Skinner formulated operant conditioning theory, articulating principles of reinforcement, punishment, and schedules of reinforcement comparable to earlier associative accounts from Ivan Pavlov and later behavior-analytic elaborations by colleagues at the University of Minnesota and University of Kansas. He introduced key constructs—reinforcer, discriminative stimulus, extinction—within an experimental framework that related to concepts used by researchers at Princeton University and Yale University. His behavioral technology proposals connected to social ideas debated in venues such as the Harvard Law School and cultural critiques by intellectuals associated with The New York Times and The Atlantic.
Skinner's laboratory research utilized controlled operant chambers (commonly known as the Skinner box) to study responses in nonhuman subjects such as pigeons and rats, paralleling animal research in labs at Columbia University and University of Cambridge. He mapped response rates under fixed and variable schedules of reinforcement, methodological approaches comparable to work by researchers at University of Michigan and experimental paradigms discussed at conferences of the American Association for the Advancement of Science. His experimental designs influenced behavior analysis methods adopted in clinical settings affiliated with McLean Hospital and school systems modeled after programs at University of Illinois.
Skinner's influence extended to applied behavior analysis practices used in clinical contexts linked to institutions like Johns Hopkins Hospital and Massachusetts General Hospital, as well as educational reform discussions involving Harvard Graduate School of Education and curricular experiments at Teachers College, Columbia University. His ideas informed behavior modification programs in organizational settings related to corporations such as Bell Labs and governmental experiments in behavioral science at agencies including the Department of Defense. Cultural reception of his writings engaged public intellectuals and literary forums linked to The New Yorker, Time (magazine), and debates at universities including Oxford University and Cambridge University.

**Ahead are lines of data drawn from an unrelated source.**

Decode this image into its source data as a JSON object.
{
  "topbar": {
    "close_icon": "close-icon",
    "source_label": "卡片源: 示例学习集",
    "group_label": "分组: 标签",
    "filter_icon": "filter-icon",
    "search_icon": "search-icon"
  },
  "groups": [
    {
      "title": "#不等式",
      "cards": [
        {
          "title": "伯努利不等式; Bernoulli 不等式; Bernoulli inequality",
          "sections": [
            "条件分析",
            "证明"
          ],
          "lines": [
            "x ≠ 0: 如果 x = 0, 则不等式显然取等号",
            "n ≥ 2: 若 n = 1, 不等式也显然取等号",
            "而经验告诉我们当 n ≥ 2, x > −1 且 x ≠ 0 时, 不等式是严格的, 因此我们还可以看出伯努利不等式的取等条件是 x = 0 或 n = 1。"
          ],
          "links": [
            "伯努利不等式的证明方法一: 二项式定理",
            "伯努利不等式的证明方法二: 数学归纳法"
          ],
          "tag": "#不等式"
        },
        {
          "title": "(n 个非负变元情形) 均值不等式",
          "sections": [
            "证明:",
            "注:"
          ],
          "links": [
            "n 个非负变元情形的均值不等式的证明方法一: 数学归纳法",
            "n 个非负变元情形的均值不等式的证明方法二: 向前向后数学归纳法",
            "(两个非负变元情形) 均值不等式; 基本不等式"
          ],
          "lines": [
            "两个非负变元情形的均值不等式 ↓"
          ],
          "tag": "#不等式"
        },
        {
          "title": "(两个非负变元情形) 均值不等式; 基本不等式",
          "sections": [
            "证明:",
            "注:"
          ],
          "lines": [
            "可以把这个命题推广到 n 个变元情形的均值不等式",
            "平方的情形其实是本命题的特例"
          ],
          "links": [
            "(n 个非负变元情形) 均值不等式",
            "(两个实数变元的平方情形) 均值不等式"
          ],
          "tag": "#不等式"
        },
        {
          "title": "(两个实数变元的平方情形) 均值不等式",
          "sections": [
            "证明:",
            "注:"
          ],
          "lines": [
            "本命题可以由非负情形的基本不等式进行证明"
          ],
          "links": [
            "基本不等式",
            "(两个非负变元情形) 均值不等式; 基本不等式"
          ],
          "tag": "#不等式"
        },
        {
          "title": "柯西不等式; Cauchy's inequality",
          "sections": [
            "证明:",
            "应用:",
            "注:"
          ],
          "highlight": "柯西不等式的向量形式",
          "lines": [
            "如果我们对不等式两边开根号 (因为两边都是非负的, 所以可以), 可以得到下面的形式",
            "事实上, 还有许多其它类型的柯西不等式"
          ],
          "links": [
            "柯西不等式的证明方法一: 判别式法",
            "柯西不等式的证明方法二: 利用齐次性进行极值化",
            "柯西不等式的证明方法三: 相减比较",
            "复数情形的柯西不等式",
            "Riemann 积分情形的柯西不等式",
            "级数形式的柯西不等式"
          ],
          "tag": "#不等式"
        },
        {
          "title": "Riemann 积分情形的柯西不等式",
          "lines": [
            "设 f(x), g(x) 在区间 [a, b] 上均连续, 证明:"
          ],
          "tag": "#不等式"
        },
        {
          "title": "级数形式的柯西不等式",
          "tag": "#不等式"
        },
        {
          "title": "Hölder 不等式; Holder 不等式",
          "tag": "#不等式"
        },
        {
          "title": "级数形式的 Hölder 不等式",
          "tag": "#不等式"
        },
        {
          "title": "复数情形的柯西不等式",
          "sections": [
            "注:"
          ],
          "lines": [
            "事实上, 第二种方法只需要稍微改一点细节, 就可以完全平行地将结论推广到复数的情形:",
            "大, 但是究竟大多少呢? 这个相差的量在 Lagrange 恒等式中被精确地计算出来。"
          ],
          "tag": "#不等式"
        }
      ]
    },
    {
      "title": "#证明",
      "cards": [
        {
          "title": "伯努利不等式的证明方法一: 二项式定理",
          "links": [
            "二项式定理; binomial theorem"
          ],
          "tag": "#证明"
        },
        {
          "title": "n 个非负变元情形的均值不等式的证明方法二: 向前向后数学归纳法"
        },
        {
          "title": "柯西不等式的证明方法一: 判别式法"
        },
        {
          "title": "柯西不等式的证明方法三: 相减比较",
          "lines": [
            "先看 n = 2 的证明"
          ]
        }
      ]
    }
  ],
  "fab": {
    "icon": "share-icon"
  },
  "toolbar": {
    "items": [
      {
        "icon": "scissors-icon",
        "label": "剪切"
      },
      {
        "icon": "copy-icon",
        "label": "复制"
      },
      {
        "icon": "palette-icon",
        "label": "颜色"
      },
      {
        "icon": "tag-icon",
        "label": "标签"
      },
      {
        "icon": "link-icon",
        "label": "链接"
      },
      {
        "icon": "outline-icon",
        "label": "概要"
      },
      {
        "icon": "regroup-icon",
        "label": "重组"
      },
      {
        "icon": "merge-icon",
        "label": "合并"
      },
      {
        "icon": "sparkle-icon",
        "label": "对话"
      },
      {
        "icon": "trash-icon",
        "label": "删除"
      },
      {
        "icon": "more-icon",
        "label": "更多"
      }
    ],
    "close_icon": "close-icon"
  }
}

Skinner faced critiques from contemporaries and later scholars such as Noam Chomsky, Herbert Marcuse, Michel Foucault, and commentators in journals like The New York Review of Books and American Psychologist. Critics challenged his views on internal states, language acquisition, and the social implications of behavioral engineering, aligning with philosophical objections from figures at Princeton University and Harvard University. Debates involved ethical questions raised by commentators associated with institutions such as Columbia University and policy critiques in outlets like The Guardian and The Washington Post.
Skinner married and raised a family; his personal associations included colleagues and students at Harvard University, Radcliffe College, and research collaborators connected to Brown University and Smith College. He received honors and awards from professional bodies such as the American Psychological Association and honorary degrees from universities including University of Chicago and Harvard University. His archives and manuscripts are preserved in institutional repositories tied to Harvard University Library and scholarly collections at research centers like the National Archives.